[svat]

Whether or not that's true, you can remove "beginning" from my statement as it's not necessary (done, just edited, thanks): most programmers, most of the time, don't need the speed of floating-point everywhere (compared to fixed-point/scaled integers, or rationals, or interval arithmetic, or whatever), and when they do, the language could let them easily opt into it with a declaration like "use float" or whatever.

[codebje]

Every option here has tradeoffs and drawbacks: fixed point arithmetic suffers from a very limited precision range, rationals aren't even the same number set, cauchy sequences are precise but comparatively very slow… there's no one size fits all solution that's right in every circumstance.

Except, of course, at lower levels of abstraction - where IEEE floats are what the hardware implements. Lower level languages use 8-, 16-, 32-bit integers, they use IEEE floats and doubles, and they make these choices for pretty solid reasons.

Higher level languages make different choices (arbitrary precision integers are common in interpreted languages, eg). Libraries support all kinds of options up and down the stack.

[franga2000]

Of course, but low-level languages call their floats...floats. Certain higher-level languages often call them numbers or decimals, which is why this confusion happens in the first place. It's like if a language had uint8 but called it Integer - yes, there are many uses for uint8, but there are also many cades where it's the wrong thing to use and it shouldn't be possible to use it accidentally.

[ketzu]

> rationals aren't even the same number set

In what way are rationals not the same number set? In the strictest sense basically none of the proposed versions have the same number set, but in a broad sense, they all represent a useful subset of rationals, right?

[codebje]

In a broad sense, sure.

[ketzu]

Could you elaborate what your intended meaning was? It felt to me like you were singeling out 'rationals' as not being the same number set. Maybe we also think of something different when talking about 'rationals'?

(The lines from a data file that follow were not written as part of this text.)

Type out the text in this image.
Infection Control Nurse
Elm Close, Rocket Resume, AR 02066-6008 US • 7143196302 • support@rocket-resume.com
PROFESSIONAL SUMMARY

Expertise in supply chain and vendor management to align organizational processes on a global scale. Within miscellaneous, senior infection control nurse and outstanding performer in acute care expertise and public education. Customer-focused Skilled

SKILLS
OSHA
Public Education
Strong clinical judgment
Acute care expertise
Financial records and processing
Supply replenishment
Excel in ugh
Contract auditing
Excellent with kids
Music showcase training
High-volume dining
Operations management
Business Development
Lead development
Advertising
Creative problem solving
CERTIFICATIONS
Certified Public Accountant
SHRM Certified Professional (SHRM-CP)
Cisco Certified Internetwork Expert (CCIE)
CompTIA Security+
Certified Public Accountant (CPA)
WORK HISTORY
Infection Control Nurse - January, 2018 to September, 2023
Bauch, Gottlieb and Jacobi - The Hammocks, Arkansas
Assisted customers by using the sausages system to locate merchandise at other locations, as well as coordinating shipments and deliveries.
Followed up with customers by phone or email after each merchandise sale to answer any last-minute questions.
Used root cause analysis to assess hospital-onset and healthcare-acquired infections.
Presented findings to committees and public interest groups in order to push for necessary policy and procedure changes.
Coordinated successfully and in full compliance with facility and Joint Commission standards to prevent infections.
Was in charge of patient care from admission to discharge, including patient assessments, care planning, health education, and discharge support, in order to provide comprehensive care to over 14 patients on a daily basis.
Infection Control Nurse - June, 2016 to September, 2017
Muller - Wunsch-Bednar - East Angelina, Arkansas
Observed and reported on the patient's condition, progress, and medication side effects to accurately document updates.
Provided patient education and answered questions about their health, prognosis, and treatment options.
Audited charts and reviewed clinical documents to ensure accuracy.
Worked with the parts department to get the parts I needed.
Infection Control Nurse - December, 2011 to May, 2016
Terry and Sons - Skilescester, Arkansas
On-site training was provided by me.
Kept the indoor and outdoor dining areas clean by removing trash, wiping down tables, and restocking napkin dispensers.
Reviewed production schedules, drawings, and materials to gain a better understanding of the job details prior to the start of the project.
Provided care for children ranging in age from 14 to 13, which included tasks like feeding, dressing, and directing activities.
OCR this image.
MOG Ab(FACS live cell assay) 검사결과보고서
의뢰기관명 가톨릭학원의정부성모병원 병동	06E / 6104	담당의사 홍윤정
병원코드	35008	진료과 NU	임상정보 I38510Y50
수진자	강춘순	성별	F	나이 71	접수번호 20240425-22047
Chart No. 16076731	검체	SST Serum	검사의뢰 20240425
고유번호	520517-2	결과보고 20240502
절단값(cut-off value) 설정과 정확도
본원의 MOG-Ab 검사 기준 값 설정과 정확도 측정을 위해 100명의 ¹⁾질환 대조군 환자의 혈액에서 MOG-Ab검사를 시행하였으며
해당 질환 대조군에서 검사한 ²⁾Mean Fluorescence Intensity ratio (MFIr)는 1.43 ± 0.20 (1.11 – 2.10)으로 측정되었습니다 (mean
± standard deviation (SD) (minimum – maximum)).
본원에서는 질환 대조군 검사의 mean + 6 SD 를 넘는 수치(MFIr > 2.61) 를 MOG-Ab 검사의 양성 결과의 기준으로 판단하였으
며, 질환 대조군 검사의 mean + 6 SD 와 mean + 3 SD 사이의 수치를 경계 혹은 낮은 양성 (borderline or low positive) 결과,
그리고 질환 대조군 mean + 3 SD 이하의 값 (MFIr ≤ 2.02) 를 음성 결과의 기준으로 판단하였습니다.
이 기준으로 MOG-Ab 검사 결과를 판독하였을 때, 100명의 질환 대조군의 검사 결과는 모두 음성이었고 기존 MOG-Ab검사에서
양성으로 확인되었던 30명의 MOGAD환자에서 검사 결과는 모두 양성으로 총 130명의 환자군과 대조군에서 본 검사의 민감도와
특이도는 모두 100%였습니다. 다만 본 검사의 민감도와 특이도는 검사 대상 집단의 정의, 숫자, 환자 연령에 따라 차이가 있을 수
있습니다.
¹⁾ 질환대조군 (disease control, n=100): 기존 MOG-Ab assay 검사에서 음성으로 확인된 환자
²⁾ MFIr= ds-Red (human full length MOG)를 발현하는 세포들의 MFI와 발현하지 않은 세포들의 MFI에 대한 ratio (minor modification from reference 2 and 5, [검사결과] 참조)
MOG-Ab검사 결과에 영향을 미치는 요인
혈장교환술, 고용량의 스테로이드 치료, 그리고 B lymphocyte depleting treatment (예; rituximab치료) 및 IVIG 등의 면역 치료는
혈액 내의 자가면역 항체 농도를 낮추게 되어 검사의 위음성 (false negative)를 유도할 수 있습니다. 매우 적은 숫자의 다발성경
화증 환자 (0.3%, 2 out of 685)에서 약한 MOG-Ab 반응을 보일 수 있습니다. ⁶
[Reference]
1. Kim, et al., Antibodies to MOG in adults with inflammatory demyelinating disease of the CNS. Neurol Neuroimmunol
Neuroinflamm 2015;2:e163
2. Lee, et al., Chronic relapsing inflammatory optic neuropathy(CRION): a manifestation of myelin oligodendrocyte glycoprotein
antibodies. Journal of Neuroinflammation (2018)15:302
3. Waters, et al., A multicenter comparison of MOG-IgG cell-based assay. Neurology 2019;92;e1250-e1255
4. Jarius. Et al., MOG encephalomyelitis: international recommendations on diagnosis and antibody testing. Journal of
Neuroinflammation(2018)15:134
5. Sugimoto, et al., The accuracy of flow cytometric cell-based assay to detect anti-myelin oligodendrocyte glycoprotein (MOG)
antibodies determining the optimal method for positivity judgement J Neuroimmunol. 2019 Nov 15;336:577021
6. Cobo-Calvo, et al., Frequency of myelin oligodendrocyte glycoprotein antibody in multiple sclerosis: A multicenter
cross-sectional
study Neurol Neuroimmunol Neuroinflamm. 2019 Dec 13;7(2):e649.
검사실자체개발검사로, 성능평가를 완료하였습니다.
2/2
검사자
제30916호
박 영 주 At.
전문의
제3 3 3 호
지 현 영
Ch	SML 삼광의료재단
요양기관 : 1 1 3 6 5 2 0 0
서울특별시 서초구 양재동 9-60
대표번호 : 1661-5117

Maybe I also missed something obvious, so I'd like to satisfy my curiosity!

[codebje]

I meant that rationals are a subset of the reals, and while floats are also a subset of exact reals a "typical" fixed bitwidth implementation will have a significantly greater range in floats than rationals.

I don't know that it's necessarily as significant a difference as I'd first considered it to be, though.

[lozenge]

You can't do trigonometry on the rationals, which would prevent any games, graphics software, audio mixing software etc from using the rationals.

[ketzu]

I mean, you can, but you shouldn't. I don't think anyone is arguing that any representation is suitable for all usecases or that ieee754 should not be available in programming languages.

Also, I think I'm too tired by now, I get confused too much between the rationals as the rational numbers \mathbb{Q} and the rationals as an implementation of rational numbers using a quotient of two integers.